Legislative Framework

The Bill has been made possible by the Scotland Act 2016 which transfers competence to the Scottish Parliament to legislate on equal opportunities as far as relating to the appointment of non-executive members to the boards of Scottish public authorities [6] . It does so by creating an exception to the equal opportunities reservation in the Scotland Act 1998.

However, the application of EU law, including a body of European Court of Justice case law, also has implications for how the Bill can be framed. A summary of the relevant EU legislative framework and its implications is set out at Annex A. The key principles in EU law which any Bill in this area must seek to take account of are:

  • Positive action measures can only be used to appoint on the grounds of gender where candidates are judged to be of equal merit, and;
  • These measures cannot give automatic and unconditional priority to female candidates over male candidates and vice versa.

The legal position is complex and no final decisions have yet been taken as to exactly what might be needed to ensure compliance with EU law. In particular, no final decision has yet been taken on whether the Bill may apply to both gender equally.

The Gender Representation Objective

Section 1 of the Bill sets the 'Gender representation objective'.

The objective is that a public board has-

(a) 50% of non-executive members who are female or who identify as female, and

(b) 50% of non-executive members who are male or who identify as male.

Where a public board has an odd number of non-executive members, the requirement for 50% female and 50% male non-executive members applies as if the board had one fewer non-executive member.

Duty when appointing non-executive members - 'The Tie-Breaker Provision'

Sections 3 and 4 of the Bill describe the duty to take certain steps when appointing non-executive members. No action is required in relation to executive members.

Certain other members of boards are excluded by virtue of being elected to the board as opposed to appointed.
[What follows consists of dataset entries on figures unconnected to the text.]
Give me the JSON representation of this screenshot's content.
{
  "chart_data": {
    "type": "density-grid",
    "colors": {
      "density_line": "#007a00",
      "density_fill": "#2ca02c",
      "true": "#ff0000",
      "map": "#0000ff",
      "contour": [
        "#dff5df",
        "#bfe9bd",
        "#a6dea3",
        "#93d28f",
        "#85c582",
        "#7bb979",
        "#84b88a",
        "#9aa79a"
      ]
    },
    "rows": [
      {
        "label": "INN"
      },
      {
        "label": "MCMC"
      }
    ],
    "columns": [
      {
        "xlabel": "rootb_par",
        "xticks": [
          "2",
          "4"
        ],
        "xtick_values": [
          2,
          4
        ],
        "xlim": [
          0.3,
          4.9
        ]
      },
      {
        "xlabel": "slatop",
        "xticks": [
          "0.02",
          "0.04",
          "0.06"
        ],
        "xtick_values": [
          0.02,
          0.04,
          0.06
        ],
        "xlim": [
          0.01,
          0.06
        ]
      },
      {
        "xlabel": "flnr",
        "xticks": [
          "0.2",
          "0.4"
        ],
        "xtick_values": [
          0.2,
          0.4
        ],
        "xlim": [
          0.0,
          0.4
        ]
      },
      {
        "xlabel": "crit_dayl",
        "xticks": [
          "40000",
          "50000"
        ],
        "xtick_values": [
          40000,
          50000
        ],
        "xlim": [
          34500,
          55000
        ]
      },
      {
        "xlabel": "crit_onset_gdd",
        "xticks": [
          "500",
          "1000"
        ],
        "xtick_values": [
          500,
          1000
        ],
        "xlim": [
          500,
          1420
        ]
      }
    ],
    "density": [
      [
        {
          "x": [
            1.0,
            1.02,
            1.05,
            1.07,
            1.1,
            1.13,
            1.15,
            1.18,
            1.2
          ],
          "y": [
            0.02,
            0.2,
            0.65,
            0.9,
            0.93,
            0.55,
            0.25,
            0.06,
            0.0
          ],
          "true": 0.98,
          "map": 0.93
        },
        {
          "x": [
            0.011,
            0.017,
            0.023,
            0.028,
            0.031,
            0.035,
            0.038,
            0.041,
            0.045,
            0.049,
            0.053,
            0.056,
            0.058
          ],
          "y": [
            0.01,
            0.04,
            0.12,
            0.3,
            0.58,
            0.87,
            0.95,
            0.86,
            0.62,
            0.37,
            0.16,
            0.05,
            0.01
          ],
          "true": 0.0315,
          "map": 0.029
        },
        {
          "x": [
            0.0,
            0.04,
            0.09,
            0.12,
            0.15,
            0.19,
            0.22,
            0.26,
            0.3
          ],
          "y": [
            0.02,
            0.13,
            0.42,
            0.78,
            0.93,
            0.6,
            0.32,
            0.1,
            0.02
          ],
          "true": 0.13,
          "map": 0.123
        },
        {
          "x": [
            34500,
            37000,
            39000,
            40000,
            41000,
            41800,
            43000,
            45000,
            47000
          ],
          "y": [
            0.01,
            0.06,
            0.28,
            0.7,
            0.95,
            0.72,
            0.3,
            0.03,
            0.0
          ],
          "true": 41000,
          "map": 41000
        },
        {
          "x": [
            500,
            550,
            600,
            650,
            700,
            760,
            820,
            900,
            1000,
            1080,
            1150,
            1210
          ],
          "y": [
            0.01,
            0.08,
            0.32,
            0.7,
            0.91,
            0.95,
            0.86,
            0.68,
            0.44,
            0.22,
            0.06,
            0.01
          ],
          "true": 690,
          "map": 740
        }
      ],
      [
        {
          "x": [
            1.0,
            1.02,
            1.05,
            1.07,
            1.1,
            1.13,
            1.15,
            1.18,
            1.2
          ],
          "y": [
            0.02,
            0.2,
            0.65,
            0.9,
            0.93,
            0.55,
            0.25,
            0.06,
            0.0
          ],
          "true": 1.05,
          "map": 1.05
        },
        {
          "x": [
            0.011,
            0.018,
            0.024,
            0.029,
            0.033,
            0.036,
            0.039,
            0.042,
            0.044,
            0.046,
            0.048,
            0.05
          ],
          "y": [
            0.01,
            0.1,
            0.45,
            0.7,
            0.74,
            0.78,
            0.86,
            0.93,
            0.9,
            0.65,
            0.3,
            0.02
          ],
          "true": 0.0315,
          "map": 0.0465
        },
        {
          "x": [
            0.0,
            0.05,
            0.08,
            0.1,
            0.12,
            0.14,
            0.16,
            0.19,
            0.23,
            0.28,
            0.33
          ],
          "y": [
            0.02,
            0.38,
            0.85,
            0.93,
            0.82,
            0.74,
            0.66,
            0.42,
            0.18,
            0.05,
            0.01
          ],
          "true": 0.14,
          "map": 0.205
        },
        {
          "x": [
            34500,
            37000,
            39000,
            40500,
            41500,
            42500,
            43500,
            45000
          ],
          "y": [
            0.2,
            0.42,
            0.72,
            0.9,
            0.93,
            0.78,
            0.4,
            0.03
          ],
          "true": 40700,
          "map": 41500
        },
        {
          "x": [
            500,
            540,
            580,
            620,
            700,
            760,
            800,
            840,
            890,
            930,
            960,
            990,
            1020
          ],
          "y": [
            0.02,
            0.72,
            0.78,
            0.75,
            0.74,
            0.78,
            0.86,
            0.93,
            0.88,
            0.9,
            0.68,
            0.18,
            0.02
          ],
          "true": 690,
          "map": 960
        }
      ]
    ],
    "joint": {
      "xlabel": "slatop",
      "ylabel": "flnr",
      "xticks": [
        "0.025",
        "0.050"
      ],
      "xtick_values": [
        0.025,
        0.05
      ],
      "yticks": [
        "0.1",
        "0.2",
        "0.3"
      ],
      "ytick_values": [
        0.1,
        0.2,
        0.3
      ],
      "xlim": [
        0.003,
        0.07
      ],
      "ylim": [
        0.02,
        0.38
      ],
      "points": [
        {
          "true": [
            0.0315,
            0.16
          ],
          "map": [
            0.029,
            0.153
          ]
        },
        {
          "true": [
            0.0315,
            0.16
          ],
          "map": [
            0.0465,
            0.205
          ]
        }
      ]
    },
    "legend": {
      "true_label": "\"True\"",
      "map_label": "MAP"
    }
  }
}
Excluded positions are listed in schedule 1 alongside the relevant body.

The duty falls on the "appointing person". In the majority of appointments to public boards the "appointing person" is Scottish Ministers. However, other non-executive appointments are made, for example by the Lord President (for the Judicial Appointments Board for Scotland) and by the Scottish Parliamentary Corporate Body (for the Standards Commission for Scotland and the Scottish Commission for Human Rights).

Where there are two or more equally qualified candidates for an appointment, the appointing person must appoint a candidate of the under-represented sex unless there are exceptional circumstances which tip the balance in favour of another candidate.

This is the tie-breaker provision. It applies only where there are two or more equally qualified candidates.

Schedule 2 describes how the Bill should be applied in relation to certain listed authorities. These authorities are: the Judicial Appointments Board for Scotland; Regional Board for Glasgow Colleges; Regional Colleges, and the Scottish Criminal Cases Review Commission.

Encouraging Applications

Section 5 of the Bill places a duty on all appointing persons and listed public authorities to take steps, as appropriate, to encourage persons of the under-represented gender to apply to become a member of a public body.

In contrast to the tie-breaker provision which focusses on the decision made by appointing persons, section 5 focusses on the process which leads up to an individual appointment.